协议规范
- IPv4
IP报文头固定部分长度是20字节,可选内容Options里是TLV列表,现在一般不太用。详情参见https://www.rfc-editor.org/rfc/rfc791
对应内核结构iphdr
struct iphdr {
#if defined(__LITTLE_ENDIAN_BITFIELD)
__u8 ihl:4,
version:4;
#elif defined (__BIG_ENDIAN_BITFIELD)
__u8 version:4,
ihl:4;
#else
#error "Please fix <asm/byteorder.h>"
#endif
__u8 tos;
__be16 tot_len;
__be16 id;
__be16 frag_off;
__u8 ttl;
__u8 protocol;
__sum16 check;
__struct_group(/* no tag */, addrs, /* no attrs */,
__be32 saddr;
__be32 daddr;
);
/*The options start here. */
};
- UDP
UDP报文头长度是固定的,8字节。详情参见https://www.rfc-editor.org/rfc/rfc768
对应内核结构udphdr
struct udphdr {
__be16 source;
__be16 dest;
__be16 len;
__sum16 check;
};
- TCP
TCP报文头固定部分长度是20字节。详情参见
对应内核结构tcphdr
struct tcphdr {
__be16 source;
__be16 dest;
__be32 seq;
__be32 ack_seq;
#if defined(__LITTLE_ENDIAN_BITFIELD)
__u16 res1:4,
doff:4,
fin:1,
syn:1,
rst:1,
psh:1,
ack:1,
urg:1,
ece:1,
cwr:1;
#elif defined(__BIG_ENDIAN_BITFIELD)
__u16 doff:4,
res1:4,
cwr:1,
ece:1,
urg:1,
ack:1,
psh:1,
rst:1,
syn:1,
fin:1;
#else
#error "Adjust your <asm/byteorder.h> defines"
#endif
__be16 window;
__sum16 check;
__be16 urg_ptr;
};
一切皆文件
socket也是作为文件来操作的。入口代码在net\socket.c
static const struct file_operations socket_file_ops = {
.owner = THIS_MODULE,
.llseek = no_llseek,
.read_iter = sock_read_iter,
.write_iter = sock_write_iter,
.poll = sock_poll,
.unlocked_ioctl = sock_ioctl,
#ifdef CONFIG_COMPAT
.compat_ioctl = compat_sock_ioctl,
#endif
.uring_cmd = io_uring_cmd_sock,
.mmap = sock_mmap,
.release = sock_close,
.fasync = sock_fasync,
.splice_write = splice_to_socket,
.splice_read = sock_splice_read,
.splice_eof = sock_splice_eof,
.show_fdinfo = sock_show_fdinfo,
};
协议栈一些核心数据结构之间的关系
UDP初始化
udp的初始化函数在net\ipv4\udp.c
void __init udp_init(void)
{
unsigned long limit;
unsigned int i;
udp_table_init(&udp_table, "UDP");
limit = nr_free_buffer_pages() / 8;
limit = max(limit, 128UL);
sysctl_udp_mem[0] = limit / 4 * 3;
sysctl_udp_mem[1] = limit;
sysctl_udp_mem[2] = sysctl_udp_mem[0] * 2;
/* 16 spinlocks per cpu */
udp_busylocks_log = ilog2(nr_cpu_ids) + 4;
udp_busylocks = kmalloc(sizeof(spinlock_t) << udp_busylocks_log,
GFP_KERNEL);
if (!udp_busylocks)
panic("UDP: failed to alloc udp_busylocks\n");
for (i = 0; i < (1U << udp_busylocks_log); i++)

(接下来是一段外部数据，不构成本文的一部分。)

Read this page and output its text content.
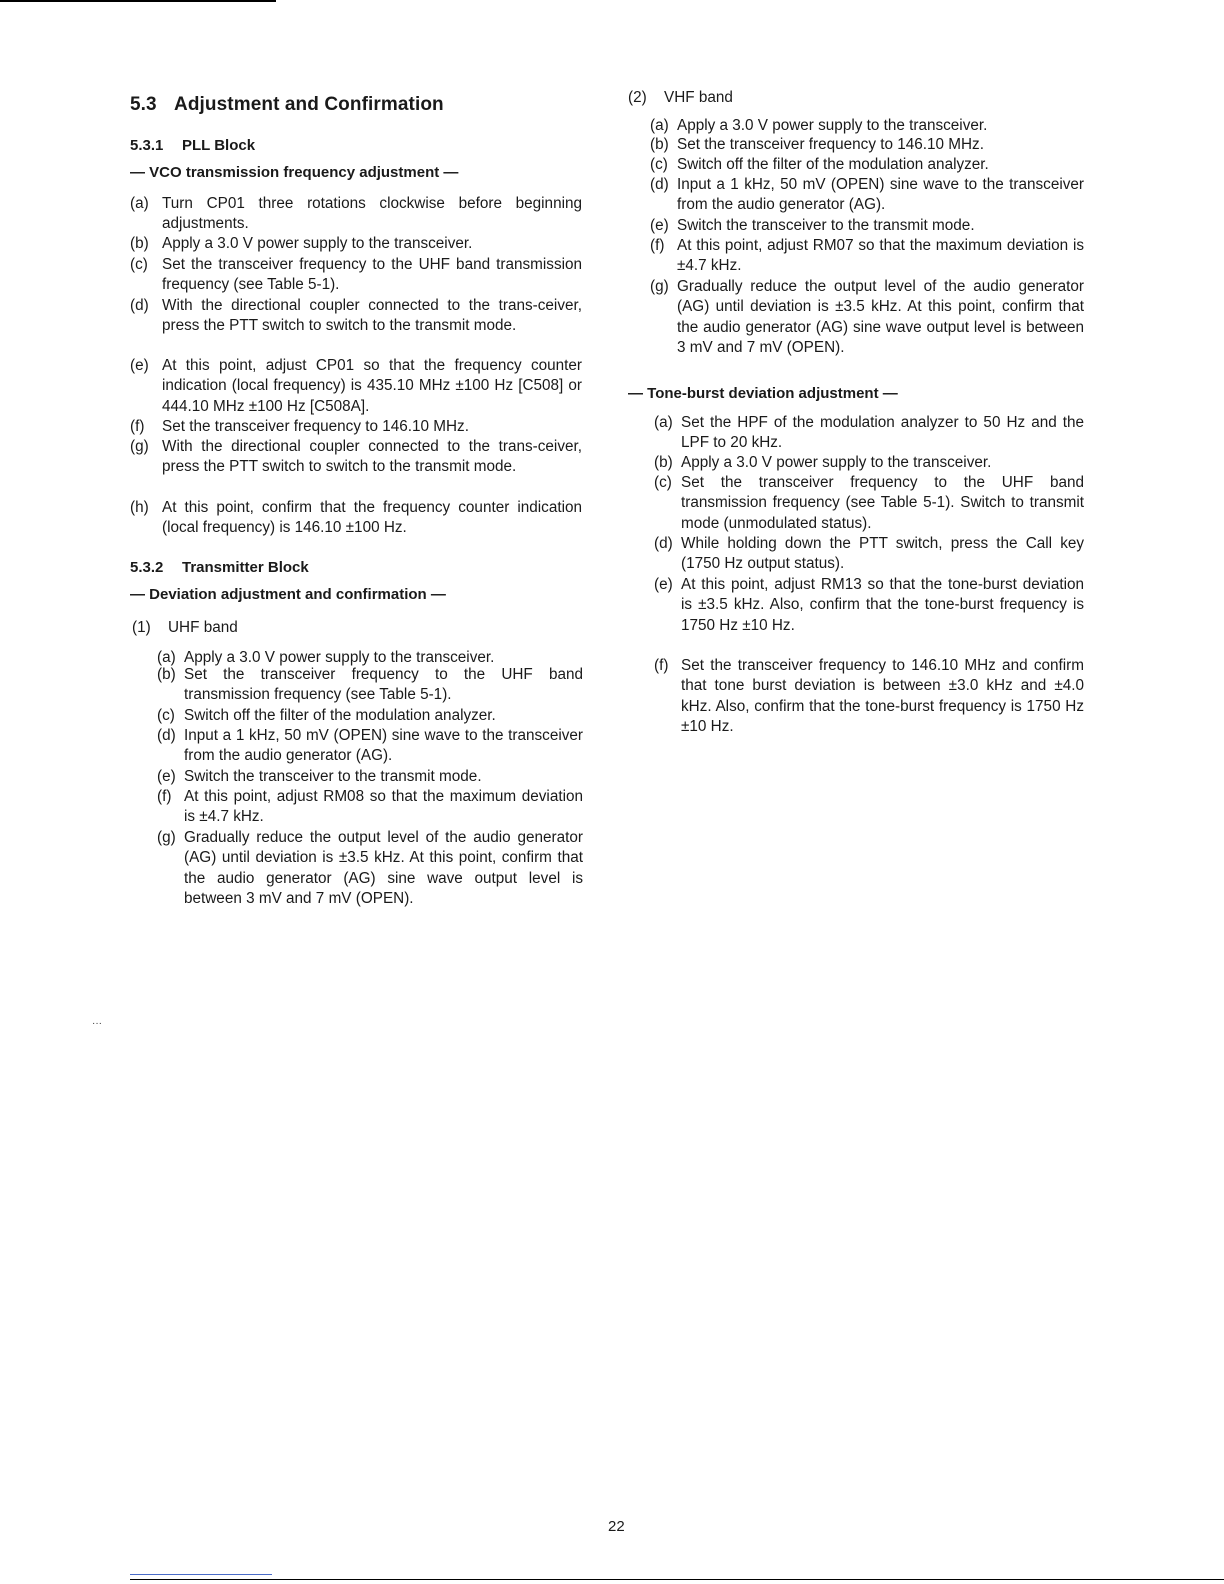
5.3 Adjustment and Confirmation
5.3.1 PLL Block
— VCO transmission frequency adjustment —
(a) Turn CP01 three rotations clockwise before beginning adjustments.
(b) Apply a 3.0 V power supply to the transceiver.
(c) Set the transceiver frequency to the UHF band transmission frequency (see Table 5-1).
(d) With the directional coupler connected to the trans-ceiver, press the PTT switch to switch to the transmit mode.
(e) At this point, adjust CP01 so that the frequency counter indication (local frequency) is 435.10 MHz ±100 Hz [C508] or 444.10 MHz ±100 Hz [C508A].
(f) Set the transceiver frequency to 146.10 MHz.
(g) With the directional coupler connected to the trans-ceiver, press the PTT switch to switch to the transmit mode.
(h) At this point, confirm that the frequency counter indication (local frequency) is 146.10 ±100 Hz.
5.3.2 Transmitter Block
— Deviation adjustment and confirmation —
(1) UHF band
(a) Apply a 3.0 V power supply to the transceiver.
(b) Set the transceiver frequency to the UHF band transmission frequency (see Table 5-1).
(c) Switch off the filter of the modulation analyzer.
(d) Input a 1 kHz, 50 mV (OPEN) sine wave to the transceiver from the audio generator (AG).
(e) Switch the transceiver to the transmit mode.
(f) At this point, adjust RM08 so that the maximum deviation is ±4.7 kHz.
(g) Gradually reduce the output level of the audio generator (AG) until deviation is ±3.5 kHz. At this point, confirm that the audio generator (AG) sine wave output level is between 3 mV and 7 mV (OPEN).
(2) VHF band
(a) Apply a 3.0 V power supply to the transceiver.
(b) Set the transceiver frequency to 146.10 MHz.
(c) Switch off the filter of the modulation analyzer.
(d) Input a 1 kHz, 50 mV (OPEN) sine wave to the transceiver from the audio generator (AG).
(e) Switch the transceiver to the transmit mode.
(f) At this point, adjust RM07 so that the maximum deviation is ±4.7 kHz.
(g) Gradually reduce the output level of the audio generator (AG) until deviation is ±3.5 kHz. At this point, confirm that the audio generator (AG) sine wave output level is between 3 mV and 7 mV (OPEN).
— Tone-burst deviation adjustment —
(a) Set the HPF of the modulation analyzer to 50 Hz and the LPF to 20 kHz.
(b) Apply a 3.0 V power supply to the transceiver.
(c) Set the transceiver frequency to the UHF band transmission frequency (see Table 5-1). Switch to transmit mode (unmodulated status).
(d) While holding down the PTT switch, press the Call key (1750 Hz output status).
(e) At this point, adjust RM13 so that the tone-burst deviation is ±3.5 kHz. Also, confirm that the tone-burst frequency is 1750 Hz ±10 Hz.
(f) Set the transceiver frequency to 146.10 MHz and confirm that tone burst deviation is between ±3.0 kHz and ±4.0 kHz. Also, confirm that the tone-burst frequency is 1750 Hz ±10 Hz.
···
22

spin_lock_init(udp_busylocks + i);
if (register_pernet_subsys(&udp_sysctl_ops))
panic("UDP: failed to init sysctl parameters.\n");
#if defined(CONFIG_BPF_SYSCALL) && defined(CONFIG_PROC_FS)
bpf_iter_register();
#endif
}
udp_init是作为AF_INIT协议族(inet_init)的一部分初始化的,还包括其他协议如arp、ip、tcp、icmp等。
inet_init是内核定义的一个initcall。
fs_initcall(inet_init);
所有的initcall定义如下
#define pure_initcall(fn) __define_initcall(fn, 0)

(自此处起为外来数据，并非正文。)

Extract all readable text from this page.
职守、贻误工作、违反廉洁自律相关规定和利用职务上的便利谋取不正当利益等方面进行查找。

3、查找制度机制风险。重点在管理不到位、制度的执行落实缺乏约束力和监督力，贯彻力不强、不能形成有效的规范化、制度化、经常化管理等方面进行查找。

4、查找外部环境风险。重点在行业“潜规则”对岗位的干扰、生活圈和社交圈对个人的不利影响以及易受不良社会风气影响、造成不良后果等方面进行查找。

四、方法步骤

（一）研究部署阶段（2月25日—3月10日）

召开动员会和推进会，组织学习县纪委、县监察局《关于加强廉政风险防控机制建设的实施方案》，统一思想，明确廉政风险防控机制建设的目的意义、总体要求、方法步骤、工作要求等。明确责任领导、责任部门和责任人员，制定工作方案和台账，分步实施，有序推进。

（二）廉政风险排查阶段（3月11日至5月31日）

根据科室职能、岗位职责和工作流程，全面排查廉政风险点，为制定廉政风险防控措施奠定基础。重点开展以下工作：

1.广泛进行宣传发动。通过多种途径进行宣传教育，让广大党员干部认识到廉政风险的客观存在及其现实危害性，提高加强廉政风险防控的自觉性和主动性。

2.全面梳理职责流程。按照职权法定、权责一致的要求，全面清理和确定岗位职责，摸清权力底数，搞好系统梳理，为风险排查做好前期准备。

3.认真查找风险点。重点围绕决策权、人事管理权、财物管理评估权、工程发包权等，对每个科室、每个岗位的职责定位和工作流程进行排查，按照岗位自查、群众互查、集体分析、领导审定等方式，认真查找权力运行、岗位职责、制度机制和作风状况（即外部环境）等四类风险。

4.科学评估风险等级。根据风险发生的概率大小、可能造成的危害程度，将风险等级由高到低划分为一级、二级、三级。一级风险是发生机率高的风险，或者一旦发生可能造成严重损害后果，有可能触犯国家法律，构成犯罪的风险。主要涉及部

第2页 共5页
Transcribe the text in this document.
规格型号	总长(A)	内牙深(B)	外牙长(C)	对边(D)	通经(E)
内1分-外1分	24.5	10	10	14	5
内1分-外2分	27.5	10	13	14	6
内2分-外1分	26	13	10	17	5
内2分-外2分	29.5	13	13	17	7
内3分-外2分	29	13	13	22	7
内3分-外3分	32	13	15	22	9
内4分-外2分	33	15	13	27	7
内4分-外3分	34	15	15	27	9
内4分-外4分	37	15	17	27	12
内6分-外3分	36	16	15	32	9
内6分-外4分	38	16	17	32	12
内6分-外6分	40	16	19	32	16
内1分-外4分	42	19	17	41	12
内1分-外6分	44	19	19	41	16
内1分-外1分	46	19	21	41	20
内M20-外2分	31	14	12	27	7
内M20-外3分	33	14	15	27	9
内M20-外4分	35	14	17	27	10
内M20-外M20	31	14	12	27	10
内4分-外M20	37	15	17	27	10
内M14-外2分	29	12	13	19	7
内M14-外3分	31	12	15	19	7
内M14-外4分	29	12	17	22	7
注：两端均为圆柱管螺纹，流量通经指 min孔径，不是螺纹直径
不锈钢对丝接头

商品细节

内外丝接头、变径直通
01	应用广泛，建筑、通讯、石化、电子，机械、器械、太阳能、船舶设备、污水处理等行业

#define core_initcall(fn) __define_initcall(fn, 1)
#define core_initcall_sync(fn) __define_initcall(fn, 1s)
#define postcore_initcall(fn) __define_initcall(fn, 2)
#define postcore_initcall_sync(fn) __define_initcall(fn, 2s)
#define arch_initcall(fn) __define_initcall(fn, 3)
#define arch_initcall_sync(fn) __define_initcall(fn, 3s)
#define subsys_initcall(fn) __define_initcall(fn, 4)
#define subsys_initcall_sync(fn) __define_initcall(fn, 4s)
#define fs_initcall(fn) __define_initcall(fn, 5) //在5这个顺序
#define fs_initcall_sync(fn) __define_initcall(fn, 5s)
#define rootfs_initcall(fn) __define_initcall(fn, rootfs)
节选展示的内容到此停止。